The foresters at the gathering examined the role of intra-Africa timber trade in continental socioeconomic development. According to the experts, if well managed, intra-Africa investments and trade can contribute significantly to employment creation and overall continental economic development.
Dr Cheboiwo said that in East Africa, Kenya faces significant deforestation challenges, partly due to governance problems and frequent logging bans. Kenya, stands out as the largest importer of timber and re-exporter of forest products to its neighbours. The lengthy logging bans in Kenya deterred potential investors, and hindered growth and manufacturing in this sector.
In contrast, Tanzania and Uganda have successfully attracted private investors to establish plantations resulting in a more rapid growth of their forestry, an are Kenya has lagged behind. Kenya recently lifted the logging ban, allowing harvesters to be permitted into forests under some form of guidelines.
Tanzania hosts the largest sawmill capacity. Several notable wood manufacturing facilities operate within this region, including Sao Hill with a capacity of 48,000 metric tonnes, Mufundi Paper Mill at 46,000 m3, Kilombero Valley Teak Company at 45,000 m3, and TANWAT at 20,000 m3. Tanzania is also a key exporter to Eastern and Southern African markets.
Three Kenyan companies, Rai Ply Group, Comply Industries, and Timsales, are major players involved in integrated saw milling operations along with plywood particle boards production.
Their operations have expanded into neighbouring countries like Tanzania and Malawi.
Across most of the continent, despite investor interest in private plantation forests, according to Dr Cheboiwo, land acquisition issues complicate the process. Land security concerns, conflicts over land between communities, regional and central governments, interfere with investment in Africa.
But there are issues of over-exploitation. “Of late we’ve been receiving investors from China in the veneer and plywood production sector.
Both in Tanzania and Uganda. There’s a lot of veneer production in the two countries for export, not for local consumption.
“But the practice doesn’t seem to be sustainable. They’re harvesting very young trees. And some of the investors who have moved from Tanzania to Uganda moved because they’ve wiped out resources in Tanzania,” said Prof Reuben Mwamakimbullah, CEO Davis Forestry Consultants in Tanzania.
Moreover, according to Prof Suzana Augustino, from the Department of Forest Engineering and Wood Sciences at Sokoine University of Agriculture, Morogoro, Tanzania, failure by States to account for the contribution of the forest ecosystem services to get their proper GDP value and contribution has kept the region’s forest resources undervalued and made resource management difficult.
“We also have an issue of incomplete and outdated regulations on forest products harvesting and trade. Inadequate enforcement of laws and regulations. Policy and legal frameworks are required to promote investment in industries, infrastructure development, and efficient timber trading practices,” said Prof Augustino.

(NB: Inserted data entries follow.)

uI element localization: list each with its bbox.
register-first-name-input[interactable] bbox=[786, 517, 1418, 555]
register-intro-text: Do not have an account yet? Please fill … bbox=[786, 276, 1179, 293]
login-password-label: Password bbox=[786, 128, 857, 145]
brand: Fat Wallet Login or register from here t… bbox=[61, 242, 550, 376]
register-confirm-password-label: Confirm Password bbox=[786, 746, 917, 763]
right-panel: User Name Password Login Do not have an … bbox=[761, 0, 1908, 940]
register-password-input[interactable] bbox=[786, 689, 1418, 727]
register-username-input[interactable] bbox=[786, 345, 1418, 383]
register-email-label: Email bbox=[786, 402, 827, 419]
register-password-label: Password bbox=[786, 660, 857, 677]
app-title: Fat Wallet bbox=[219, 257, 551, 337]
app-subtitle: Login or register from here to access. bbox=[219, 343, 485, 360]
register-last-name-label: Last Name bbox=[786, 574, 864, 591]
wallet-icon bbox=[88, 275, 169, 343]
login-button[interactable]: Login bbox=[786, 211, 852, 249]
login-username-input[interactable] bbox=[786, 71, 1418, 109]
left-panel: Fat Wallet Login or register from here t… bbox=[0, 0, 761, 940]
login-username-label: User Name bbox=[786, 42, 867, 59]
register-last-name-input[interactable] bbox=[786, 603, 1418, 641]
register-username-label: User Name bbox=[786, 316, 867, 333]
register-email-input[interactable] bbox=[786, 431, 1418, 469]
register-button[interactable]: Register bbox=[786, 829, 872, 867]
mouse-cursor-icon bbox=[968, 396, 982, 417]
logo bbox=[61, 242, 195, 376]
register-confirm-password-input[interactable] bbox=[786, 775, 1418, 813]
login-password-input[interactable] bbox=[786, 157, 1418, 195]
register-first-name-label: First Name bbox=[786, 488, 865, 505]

“This is a region with a lot of wood but producing little industrial wood products. It mostly has small scale and very little production of veneer and plywood and an absence of pulp and paper production,” said AFF’s Executive Secretary, Prof Godwin Kowero, adding, “whereas North Africa, despite having limited forest resources within its borders, stands out as a noteworthy hub for pulp and paper manufacturing on the continent. The situation in Africa is such that where you don’t have a lot of forests, that’s where you have the most processing.”